In-depth insight contributed, too:

— Melissa knew: “Jim was always influenced by that Paul Kirk house in Longbranch; it was very light.”

It just so happened Melissa envisioned sun-worshipping clerestories and “oodles of big, open windows” for herself, along with a nothing-fancy-please “common area where we can all gather, with two separate bedrooms,” and a private connection to nature — all on an ordinary city lot. So Olson maximized the anything-but-ordinary home’s 2,400 square feet, working to “get as much as you can out of as little space,” he says.

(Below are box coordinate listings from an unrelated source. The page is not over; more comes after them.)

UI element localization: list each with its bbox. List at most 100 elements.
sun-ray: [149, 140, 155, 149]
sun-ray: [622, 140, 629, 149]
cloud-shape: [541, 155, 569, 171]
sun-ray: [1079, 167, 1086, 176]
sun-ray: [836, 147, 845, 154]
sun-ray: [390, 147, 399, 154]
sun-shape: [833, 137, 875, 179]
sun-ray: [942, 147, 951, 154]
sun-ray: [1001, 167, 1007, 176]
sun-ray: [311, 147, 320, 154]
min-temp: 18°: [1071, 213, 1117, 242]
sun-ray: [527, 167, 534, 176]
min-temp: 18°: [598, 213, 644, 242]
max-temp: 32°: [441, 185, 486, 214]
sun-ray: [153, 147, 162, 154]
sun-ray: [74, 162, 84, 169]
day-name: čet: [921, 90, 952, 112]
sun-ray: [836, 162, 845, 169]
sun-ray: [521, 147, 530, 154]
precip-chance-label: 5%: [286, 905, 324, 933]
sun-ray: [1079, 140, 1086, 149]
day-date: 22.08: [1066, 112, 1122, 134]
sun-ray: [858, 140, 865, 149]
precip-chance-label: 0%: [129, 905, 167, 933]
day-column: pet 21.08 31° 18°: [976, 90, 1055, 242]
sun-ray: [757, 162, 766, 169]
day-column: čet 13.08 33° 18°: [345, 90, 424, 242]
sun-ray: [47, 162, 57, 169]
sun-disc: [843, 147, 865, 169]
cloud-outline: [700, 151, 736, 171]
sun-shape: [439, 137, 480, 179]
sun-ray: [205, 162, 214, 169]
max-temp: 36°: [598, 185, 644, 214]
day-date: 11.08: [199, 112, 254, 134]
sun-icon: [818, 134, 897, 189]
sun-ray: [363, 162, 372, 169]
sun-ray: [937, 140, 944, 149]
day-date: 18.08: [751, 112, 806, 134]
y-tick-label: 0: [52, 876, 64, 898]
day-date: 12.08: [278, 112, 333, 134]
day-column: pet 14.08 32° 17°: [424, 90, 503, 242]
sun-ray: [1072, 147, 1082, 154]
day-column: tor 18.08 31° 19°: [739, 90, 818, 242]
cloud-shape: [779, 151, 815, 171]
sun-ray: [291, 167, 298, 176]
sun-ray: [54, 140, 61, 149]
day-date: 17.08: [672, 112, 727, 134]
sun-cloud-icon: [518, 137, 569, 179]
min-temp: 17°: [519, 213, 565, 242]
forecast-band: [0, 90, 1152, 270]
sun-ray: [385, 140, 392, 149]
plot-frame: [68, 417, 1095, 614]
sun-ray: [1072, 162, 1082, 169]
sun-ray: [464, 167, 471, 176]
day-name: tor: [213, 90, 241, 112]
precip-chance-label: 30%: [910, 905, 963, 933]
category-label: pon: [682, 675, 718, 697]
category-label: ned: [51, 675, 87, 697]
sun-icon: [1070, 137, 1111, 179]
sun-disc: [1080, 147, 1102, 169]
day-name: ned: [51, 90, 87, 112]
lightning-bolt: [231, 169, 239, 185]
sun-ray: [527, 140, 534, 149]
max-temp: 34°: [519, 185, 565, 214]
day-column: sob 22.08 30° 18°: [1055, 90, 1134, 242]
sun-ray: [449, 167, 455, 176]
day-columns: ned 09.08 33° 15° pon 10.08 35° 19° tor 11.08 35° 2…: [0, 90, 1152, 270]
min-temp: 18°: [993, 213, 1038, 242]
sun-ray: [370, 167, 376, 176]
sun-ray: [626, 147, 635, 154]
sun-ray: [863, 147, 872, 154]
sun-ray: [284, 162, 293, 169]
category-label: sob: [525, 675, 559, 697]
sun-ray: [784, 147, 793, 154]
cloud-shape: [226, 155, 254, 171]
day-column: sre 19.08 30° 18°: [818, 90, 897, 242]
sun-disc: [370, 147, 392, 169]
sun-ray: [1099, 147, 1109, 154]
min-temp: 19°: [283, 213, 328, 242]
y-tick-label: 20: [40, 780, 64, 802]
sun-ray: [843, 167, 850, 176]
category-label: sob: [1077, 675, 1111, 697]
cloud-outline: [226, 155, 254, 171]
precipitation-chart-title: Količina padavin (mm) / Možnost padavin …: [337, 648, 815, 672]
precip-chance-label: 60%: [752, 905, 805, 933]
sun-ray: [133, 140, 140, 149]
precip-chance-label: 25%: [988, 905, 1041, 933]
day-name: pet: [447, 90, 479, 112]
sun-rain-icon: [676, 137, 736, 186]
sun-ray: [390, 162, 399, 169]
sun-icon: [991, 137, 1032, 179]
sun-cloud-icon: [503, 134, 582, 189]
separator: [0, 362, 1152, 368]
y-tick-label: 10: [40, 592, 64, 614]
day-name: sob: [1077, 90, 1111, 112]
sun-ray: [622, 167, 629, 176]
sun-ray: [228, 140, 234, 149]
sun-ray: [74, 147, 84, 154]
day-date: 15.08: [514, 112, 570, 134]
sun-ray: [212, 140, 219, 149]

Its fabulous, functional design organizes around a brilliantly bright, high-ceilinged great room, with two extending wings (one the master suite, and the other a guest room and storage) and soothing garden views from every single room.

— Melissa told her architect friend: “I know you like concrete, but I don’t want that gray concrete; I want it warm.”

In response, Olson says, “I said, ‘Let’s go down on the beach (at Longbranch) and find a rock that’s the right color.’ You always think of the rocks on Puget Sound beaches as gray, but one by one, they’re yellow, white, black — a number of them are very beautiful terra-cotta-red. She found one exactly the color; we used it as our example.” And now, the allover concrete floors are tinted that precise Longbranch-beach-rock shade of red, which took Dovetail General Contractors four or five pours to match.

— And then Melissa told him: “Wouldn’t it be fun to have a net-zero house? We should try to do that.”

Olson knew there was even more to it.

“She’s always been a really avid environmentalist, funding a lot of preservation of land so it won’t be developed or logged off,” he says. “She also collects Native American art — their philosophy was always sustainability, so that philosophy and Melissa’s dedication to it seemed to point to a house that really represented her values.”

The goal, then: a home that’s as sustainable as possible (net-zero guidelines, but not official certification) — and as Melissa as possible.

So in addition to a background palette of raw wood and warm white walls and ceilings, Olson devised shelving to add order to Melissa’s vast art collection (“a huge variety of shapes and forms in regular little cubicles that help hold it together”), and project manager/project architect Renee Boone used a sliding, framed family-treasure rug to camouflage the big TV in the great room.

Sustainability-wise, Melissa’s home has an air-to-water heat pump; reclaimed, unfinished exterior fir siding (with natural, unstained plywood inside); extra-efficient insulation; low-energy appliances and LED lighting; giant triple-pane windows from Germany; a green roof; and photovoltaic panels — but those are not totally camouflaged by a metal shield along the edge, which Olson had suggested. “She said, ‘No! I want people to see them!’” he says.

“The spirit of this house is half me, half the client, and that’s what’s so much fun,” Olson says. “In this house, it’s like me interpreting Melissa.”